太阳完全落下时,阿莱克修斯察觉到身后的尾巴貌似少了一只。
    他勒住马,整个车队也隨之停下。
    “走了一个,还剩一个。”莱昂低著声音说道。“看来是回去报信了,剩下的这个貌似是老手。”
    “得想办法解决掉他。”阿莱克修斯说,目光依旧投向身后的黑暗,“那边的战斗快开始了。”
    瓦尔丹驱马靠近,脸上带著忧虑:“殿下,恐怕会很难。我们甩不掉他。在这种地方,他们太熟悉了。”
    阿莱克修斯沉默著。他不能在这个尾巴面前去实施任何计划。
    “加速。”阿莱克修斯突然下令,声音不大,却斩钉截铁。
    “什么?我们不回去了吗?”莱昂一愣。
    “命令车队,加速前进。做出慌不择路,想要彻底摆脱他们的样子。”阿莱克修斯重复道,“扬起更多的尘土,弄出更大的动静。”
    號令传下,车队再次启动,速度陡然提升。车轮滚滚,驮马嘶鸣,队伍在戈壁上拖出一条长长的、混乱的尘埃尾巴。
    就在这片混乱中,两个黑影悄无声息地脱离了队伍。
    他们是队伍里最机灵的两个。
    他们卸下了显眼的铁甲,只穿著深色的皮袄,像两只狸猫,借著车队的噪音和尘土掩护,滑入一道乾涸的河沟,向著来时的方向,逆向迂迴过去。
    阿莱克修斯没有回头。他將信任交给了自己的士兵,也交给了这片戈壁。
    车队继续向前狂奔了约莫一刻钟。突然,后方寂静的黑暗中,传来一声极其短促、几乎被风声掩盖的闷响——那是复合弓弦震动的声音。
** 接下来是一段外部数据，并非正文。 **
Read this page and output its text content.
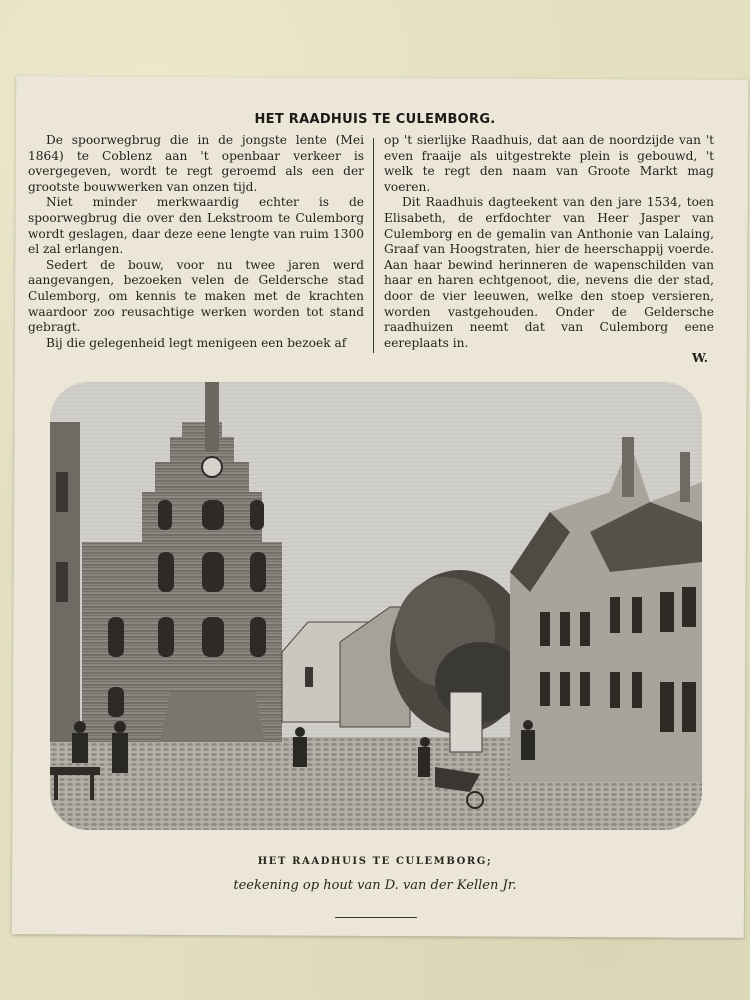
HET RAADHUIS TE CULEMBORG.

De spoorwegbrug die in de jongste lente (Mei 1864) te Coblenz aan 't openbaar verkeer is overgegeven, wordt te regt geroemd als een der grootste bouwwerken van onzen tijd.

Niet minder merkwaardig echter is de spoorwegbrug die over den Lekstroom te Culemborg wordt geslagen, daar deze eene lengte van ruim 1300 el zal erlangen.

Sedert de bouw, voor nu twee jaren werd aangevangen, bezoeken velen de Geldersche stad Culemborg, om kennis te maken met de krachten waardoor zoo reusachtige werken worden tot stand gebragt.

Bij die gelegenheid legt menigeen een bezoek af

op 't sierlijke Raadhuis, dat aan de noordzijde van 't even fraaije als uitgestrekte plein is gebouwd, 't welk te regt den naam van Groote Markt mag voeren.

Dit Raadhuis dagteekent van den jare 1534, toen Elisabeth, de erfdochter van Heer Jasper van Culemborg en de gemalin van Anthonie van Lalaing, Graaf van Hoogstraten, hier de heerschappij voerde. Aan haar bewind herinneren de wapenschilden van haar en haren echtgenoot, die, nevens die der stad, door de vier leeuwen, welke den stoep versieren, worden vastgehouden. Onder de Geldersche raadhuizen neemt dat van Culemborg eene eereplaats in.

W.
HET RAADHUIS TE CULEMBORG;
teekening op hout van D. van der Kellen Jr.
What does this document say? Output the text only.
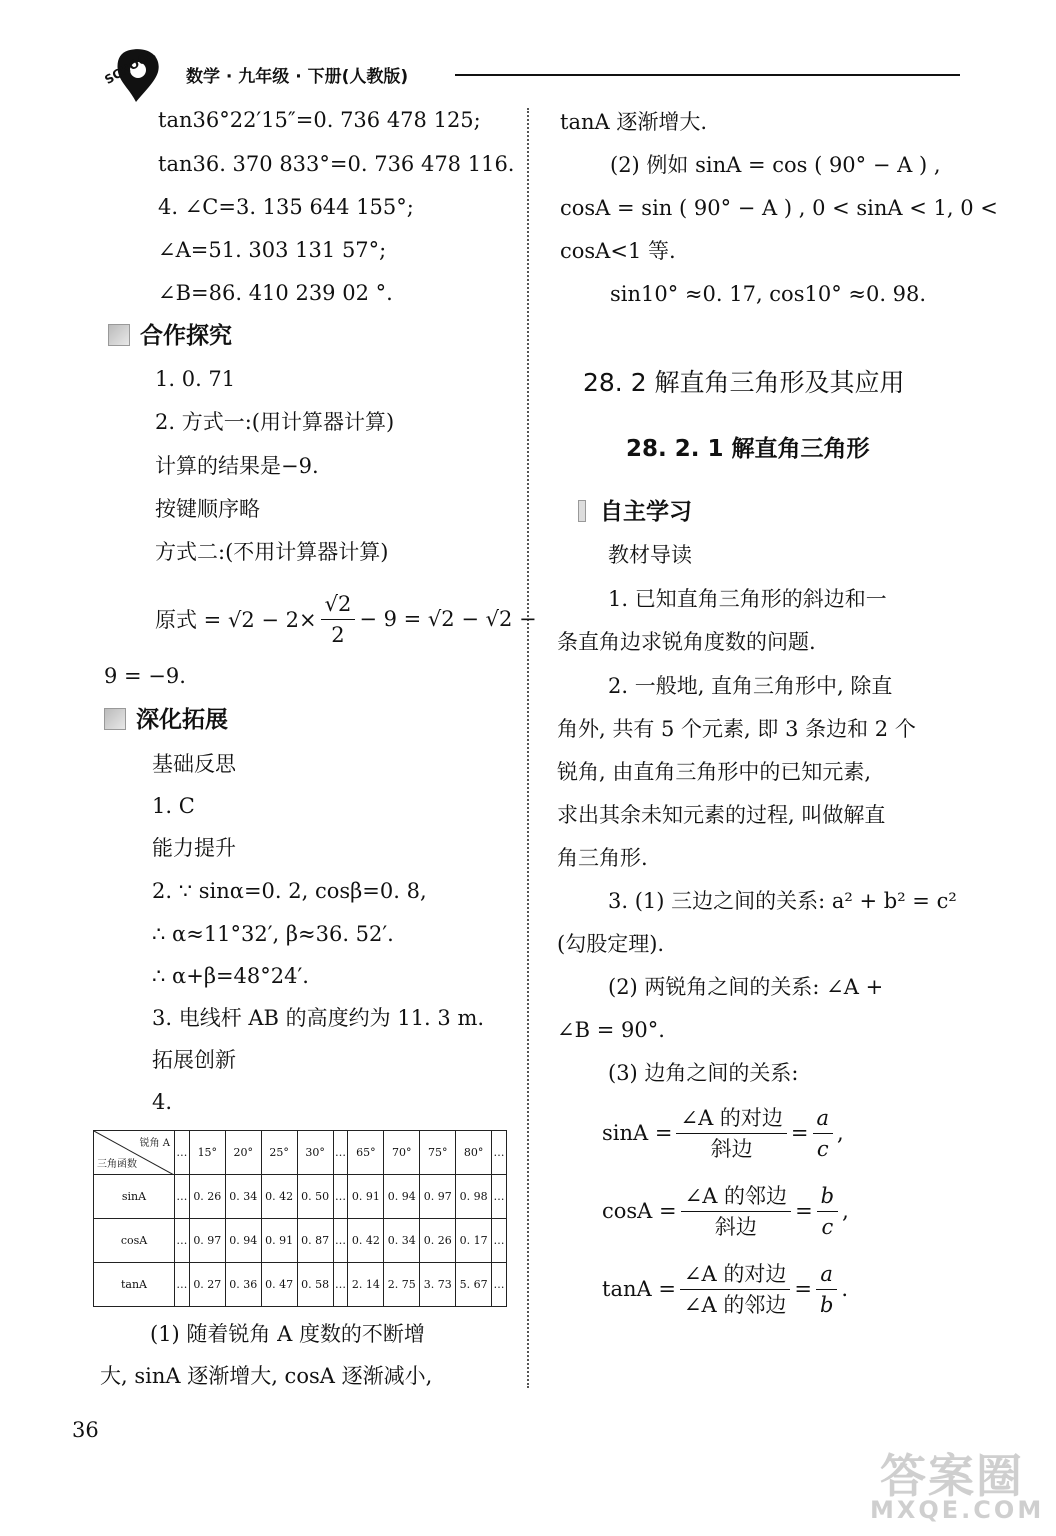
SCHOOL 数学 · 九年级 · 下册(人教版)
tan36°22′15″=0. 736 478 125;
tan36. 370 833°=0. 736 478 116.
4. ∠C=3. 135 644 155°;
∠A=51. 303 131 57°;
∠B=86. 410 239 02 °.
合作探究
1. 0. 71
2. 方式一:(用计算器计算)
计算的结果是−9.
按键顺序略
方式二:(不用计算器计算)
原式 = $√2 - 2\times \frac{√2}{2} - 9 = √2 - √2$ −
9 = −9.
深化拓展
基础反思
1. C
能力提升
2. ∵ sinα=0. 2, cosβ=0. 8,
∴ α≈11°32′, β≈36. 52′.
∴ α+β=48°24′.
3. 电线杆 AB 的高度约为 11. 3 m.
拓展创新
4.
锐角 A
三角函数	…	15°	20°	25°	30°	…	65°	70°	75°	80°	…
sinA	…	0. 26	0. 34	0. 42	0. 50	…	0. 91	0. 94	0. 97	0. 98	…
cosA	…	0. 97	0. 94	0. 91	0. 87	…	0. 42	0. 34	0. 26	0. 17	…
tanA	…	0. 27	0. 36	0. 47	0. 58	…	2. 14	2. 75	3. 73	5. 67	…
(1) 随着锐角 A 度数的不断增
大, sinA 逐渐增大, cosA 逐渐减小,
tanA 逐渐增大.
(2) 例如 sinA = cos ( 90° − A ) ,
cosA = sin ( 90° − A ) , 0 < sinA < 1, 0 <
cosA<1 等.
sin10° ≈0. 17, cos10° ≈0. 98.
28. 2 解直角三角形及其应用
28. 2. 1 解直角三角形
自主学习
教材导读
1. 已知直角三角形的斜边和一
条直角边求锐角度数的问题.
2. 一般地, 直角三角形中, 除直
角外, 共有 5 个元素, 即 3 条边和 2 个
锐角, 由直角三角形中的已知元素,
求出其余未知元素的过程, 叫做解直
角三角形.
3. (1) 三边之间的关系: a² + b² = c²
(勾股定理).
(2) 两锐角之间的关系: ∠A +
∠B = 90°.
(3) 边角之间的关系:
$\sin A = \frac{\text{∠A 的对边}}{\text{斜边}} = \frac{a}{c}$ ,
$\cos A = \frac{\text{∠A 的邻边}}{\text{斜边}} = \frac{b}{c}$ ,
$\tan A = \frac{\text{∠A 的对边}}{\text{∠A 的邻边}} = \frac{a}{b}$ .
36
答案圈
MXQE.COM
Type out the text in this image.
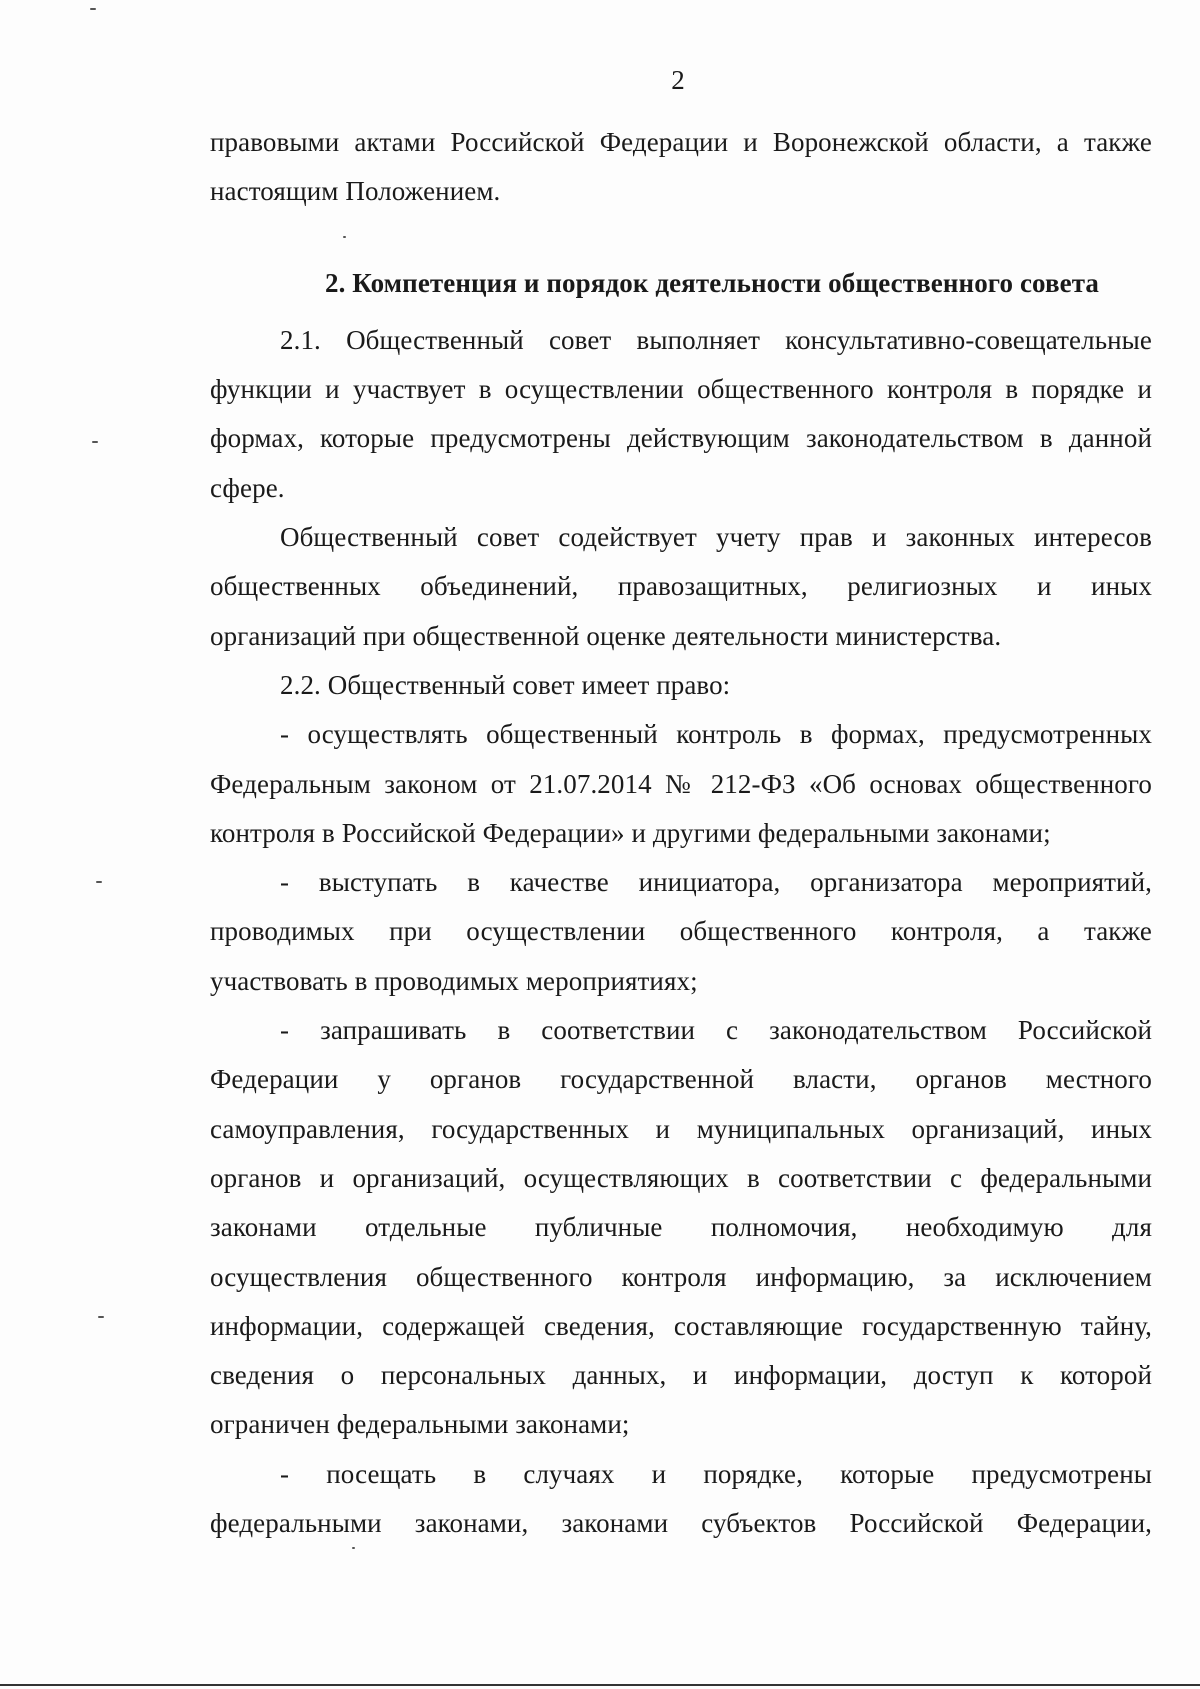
2

правовыми актами Российской Федерации и Воронежской области, а также

настоящим Положением.

2. Компетенция и порядок деятельности общественного совета

2.1. Общественный совет выполняет консультативно-совещательные

функции и участвует в осуществлении общественного контроля в порядке и

формах, которые предусмотрены действующим законодательством в данной

сфере.

Общественный совет содействует учету прав и законных интересов

общественных объединений, правозащитных, религиозных и иных

организаций при общественной оценке деятельности министерства.

2.2. Общественный совет имеет право:

- осуществлять общественный контроль в формах, предусмотренных

Федеральным законом от 21.07.2014 № 212-ФЗ «Об основах общественного

контроля в Российской Федерации» и другими федеральными законами;

- выступать в качестве инициатора, организатора мероприятий,

проводимых при осуществлении общественного контроля, а также

участвовать в проводимых мероприятиях;

- запрашивать в соответствии с законодательством Российской

Федерации у органов государственной власти, органов местного

самоуправления, государственных и муниципальных организаций, иных

органов и организаций, осуществляющих в соответствии с федеральными

законами отдельные публичные полномочия, необходимую для

осуществления общественного контроля информацию, за исключением

информации, содержащей сведения, составляющие государственную тайну,

сведения о персональных данных, и информации, доступ к которой

ограничен федеральными законами;

- посещать в случаях и порядке, которые предусмотрены

федеральными законами, законами субъектов Российской Федерации,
    很快,一个身影从后面追了上来,是留下的两个人中的一个。
    他的呼吸平稳,脸上没有任何表情。“解决了,殿下。他一开始一直不靠过来,是看您走远了才靠过来的。之后就没啥了”
    阿莱克修斯点了点头,虽然轻鬆就解决了后面的尾巴,但是他心里没有丝毫轻鬆。
    他猛地调转马头,面向所有骑兵。
    “全体听令!卸下所有不必要的负重,只带武器和一副备用的骑枪!我们绕到敌人的后面去!”
    莱昂立刻反对:“殿下!太冒险了!没有车队策应,我们……”
    “没有时间了!”阿莱克修斯打断他,声音里带著不容置疑的决绝,“莱昂,你带著僕役和剩余的马匹,慢慢的跟在我们后面。我先带骑兵们回去!”
    他看向他的铁甲圣骑兵们,这些沉默的战士已经在自动卸下多余的行李。“我们必须在局势变得更坏前,更快到达!”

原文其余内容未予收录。